Year Of Metal #85: Ulver – Bergtatt – Et Eeventyr i 5 capitler
I think this is the final foray into Norwegian black metal, and it’s by far the best - indeed, to put my cards on the table from the off, it’s maybe the best album I’ve been introduced to during this project. To make matters more interesting still, in 1994, Ulver are but a gang of teenagers about to embark on an incredibly diverse musical journey. The black folk metal of Bergtatt sounds like nothing I’ve heard before and, like any good natural horror, like something timeless and elemental.
Like on the Bell Witch record, these guys have gone for high concept (the full title translating to “Spellbound – A Fairy Tale in 5 Chapters”), and like Bell Witch, if it didn’t work so well, I’d probably baulk at the idea. But all of this does sound like the score to a terrible twisted fable or a dream turned nightmare. Ulver can summon that malevolence and unease without resorting to much in the way of anger and aggression - indeed much of this record is downright beautiful. Always, though, there’s something lurking in the shadows, something that isn’t quite right.
I’m hooked from the moment opener “I Troldskog faren vild” kicks in. I’ve taken issue plenty of times before with overplayed drums in metal, but here the intensity of the percussion is superb. It underscores the prettiness of the shoegazey guitars; there isn’t a sixteenth note through which light can shine. It’s breathless, like a forest closing in on you. The song is lively and energetic, but there’s no room for fancy business like structure. It’s just a relentless push forward, Kristoffer Rygg’s vocals cold and detached. When the final two minutes give way to a galloping guitar line, it’s like the implied menace has become explicit - there’s blood in the air.

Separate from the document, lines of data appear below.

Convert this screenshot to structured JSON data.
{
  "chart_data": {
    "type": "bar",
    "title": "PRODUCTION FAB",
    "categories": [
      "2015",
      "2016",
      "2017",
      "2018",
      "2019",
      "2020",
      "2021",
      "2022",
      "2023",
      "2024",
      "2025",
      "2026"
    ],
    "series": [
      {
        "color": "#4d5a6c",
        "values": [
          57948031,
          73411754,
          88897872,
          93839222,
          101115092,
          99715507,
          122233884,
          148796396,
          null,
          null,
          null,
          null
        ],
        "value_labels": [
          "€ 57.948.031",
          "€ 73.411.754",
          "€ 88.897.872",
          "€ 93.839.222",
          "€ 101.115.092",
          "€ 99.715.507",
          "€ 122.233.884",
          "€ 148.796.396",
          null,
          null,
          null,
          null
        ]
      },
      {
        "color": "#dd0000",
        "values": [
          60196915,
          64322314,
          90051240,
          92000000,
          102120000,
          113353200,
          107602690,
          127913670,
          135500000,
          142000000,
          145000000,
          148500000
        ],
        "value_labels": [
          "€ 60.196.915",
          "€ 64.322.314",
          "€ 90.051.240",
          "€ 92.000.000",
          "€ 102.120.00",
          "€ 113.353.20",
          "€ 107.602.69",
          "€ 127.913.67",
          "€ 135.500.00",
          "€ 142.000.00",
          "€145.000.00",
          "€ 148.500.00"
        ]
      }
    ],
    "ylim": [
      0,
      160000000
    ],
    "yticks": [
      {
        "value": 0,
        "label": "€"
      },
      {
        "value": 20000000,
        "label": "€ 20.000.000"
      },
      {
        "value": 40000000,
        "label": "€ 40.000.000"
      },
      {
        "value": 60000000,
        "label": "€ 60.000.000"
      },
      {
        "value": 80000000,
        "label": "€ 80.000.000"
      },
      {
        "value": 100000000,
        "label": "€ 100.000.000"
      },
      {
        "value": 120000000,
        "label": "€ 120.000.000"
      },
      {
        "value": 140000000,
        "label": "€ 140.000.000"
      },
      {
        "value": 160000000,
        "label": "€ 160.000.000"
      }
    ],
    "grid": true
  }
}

For me the only giveaway that we’re dealing with inexperienced musicians here is the occasional gracelessness of the transitions from light to dark, but I think this is effective in its own way (and indeed is likely entirely deliberate). “Soelen gaaer bag Aase need” opens with delicately plucked guitars and bucolic flutes before dropping without warning into the album’s heaviest stuff. Here we get the death screams and a deluge of noise, while something sweeter tries to emerge from the murk. The song then oscillates between these two modes, peace and pandemonium, as though in battle with itself.
I’m given to understand that, after three albums of this kind of gear, Ulver would go on to make music in every genre under the sun. While Bergtatt is in the black metal mould, there’s a sense of this restlessness across the album. The record has just five songs, but not one of them can sit still. They’re forever transforming, evolving, dropping what they’re doing and following a different path, moving to the call of nature. Finale “Bergtatt - Ind i Fjeldkamrene” gives us the album’s two extremes, with Rygg’s gasped, airless vocals at their most desperate and pained, and the moments of serenity at their most tranquil and beautiful. The passages of classical guitar are gorgeous, even if we know deep down that the next delve into darkness can’t be too far away. But Ulver are good enough to leave us on a note of hope, a cheery major arpeggio as we emerge into the light.
This is just such good stuff, then. Everything is brilliantly considered and put together, so many ideas crammed into a 34 minute package. It’s evocative and singular and it all sounds incredible; it’s wild that this lot aren’t even into their twenties.